The relatively recent spate of near-frenzied drilling and hydraulic fracturing activity in a plethora of unconventional reservoirs prompted the production of massive volumes of hydrocarbons.
Yet a good bit of this fast-paced drilling action was triggered by the need to retain lease holdings.
Along the way, an unwelcome combination of increased well spacing and inefficient completions became the norm in many areas. The adage “haste makes waste” soon came to plague the operators, given that their hurried efforts sometimes led to inadequate drainage of the target hydrocarbon-bearing reservoirs.
It was determined that the logical and obvious strategies to address this dilemma are to re-fracture the existing wells and drill infills.
It’s widely known that refracturing a horizontal well can help to reduce the interaction between so-called parent and child wells by causing a high stress area around the refractured wells and diverting child well fractures away from the parent well.
This leads to improved productivity and recovery of both, according to Ripudaman Manchanda, research associate at the Department of Petroleum and Geosystems Engineering, University of Texas-Austin.
Biased Fluid Distribution
But we’re talking a whole new game here, and challenges abound.
For starters, re-fracturing a partly depleted horizontal well can lead to ineffective re-stimulation of the depleted intervals, even though diverting agents are employed with the goal to divert fluid and proppant to the non-depleted zones.
In large part, the problem is the geology.
Reservoir heterogeneity, for example, plays a key role in preventing horizontal well fractures from being identical.
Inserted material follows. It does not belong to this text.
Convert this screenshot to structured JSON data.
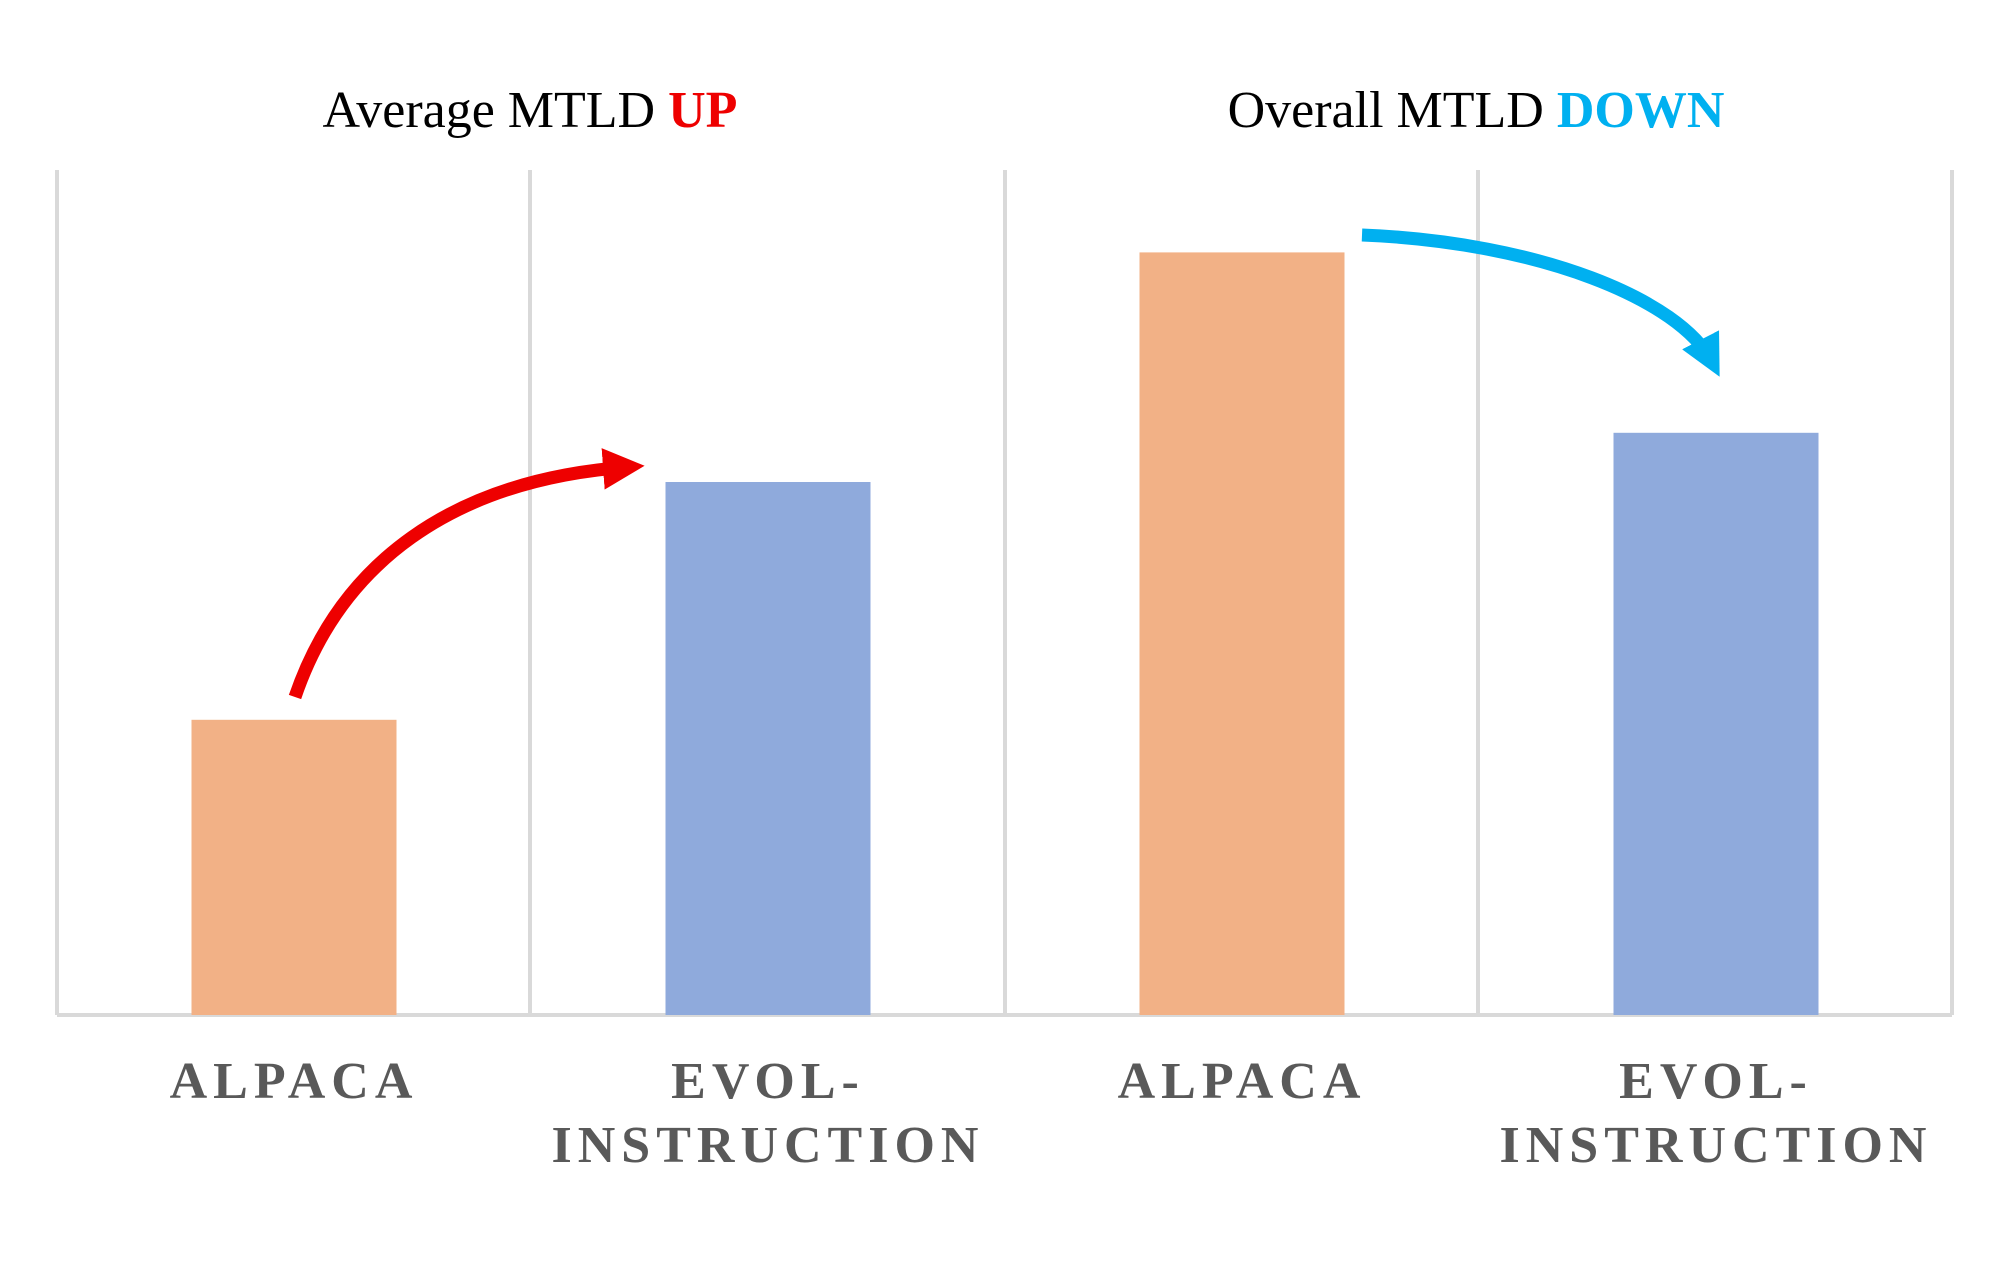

Adding to the complexity, stimulation to create fractures is implemented in sections or stages along the laterals, which further encourages non-uniform depletion along the well.
During the refracturing procedure, the stimulation treatment entails injection of fluid slurry into the total well, meaning individual fractures are not isolated during this procedure. And diverting agents used in refracturing can accomplish only so much.
Low depletion areas harbor lower pore pressure and lower in-situ stress in the rock matrix adjacent to the fractures, Manchanda pointed out. Therefore, during the restimulation process, the injected fluid is attracted here, with the unwanted result being a biased fluid distribution.
This negates the refracturing process goal to stimulate un-depleted regions of the reservoir, demanding a serious new look at this challenging scenario.
A possible solution to overcome the fluid distribution bias resulting from non-uniform depletion: slow injection.
Manchanda explained that this method involves injecting fluid — liquid or gas — slowly, for hours or even days, prior to pumping the scheduled refracturing operation.
Doing so helps to reduce the bias by inducing a kindred pore pressure adjacent to all of the well’s fractures.
In other words, slow injection can at least temporarily mitigate the near-fracture and near-wellbore effect of depletion on fluid diversion and fracture initiation.
This unique slow-injection strategy was simulated using a fully 3-D poro-elastic geomechanics model called Multi-Frac, which is a PC-based and cluster-based simulator used to design and optimize hydraulic fracturing in pad-scale operations.
“The results helped with understanding the impact this slow injection phase has on the pressures and stresses that develop during depletion and re-pressurization,” Manchanda said.
“This helps to design the rate and duration of the slow injection to efficiently re-fracture depleted wells,” he emphasized.
The University of Texas is the sponsor of the Multi-Frac development. In fact, the tool is based on the Framework for Research and Operations in General Geomechanics (FROGG) libraries, developed at UT-Austin over the course of the past 15 years, according to Manchanda.
Designed to be used by completions, production and reservoir engineers, Multi- Frac has been used a number of times in the field. It has proven to optimize both fracture spacing and sequencing along with well spacing for some notable unconventional plays. These include the Bakken, Eagle Ford, Barnett and Marcellus, along with Permian Basin locales.
Typical of new technology, Multi-Frac has been a long time in the making.
“What we have in place now is the work of about 10 years,” Manchanda emphasized.
“The first field project I was involved with using technology similar to Multi-Frac was about 2010.” he said. “The project was in the Barnett and lasted about two years; we did several wells and used this to plan for fracturing future wells.”
So, even though it was developed inside UT, there’s documented proof that it works in the field.
And it’s available — just not off-the-shelf.
“People come to us to get help, and that’s when they’re able to use it, so we continuously do projects with companies who provide us with funding,” Manchanda said.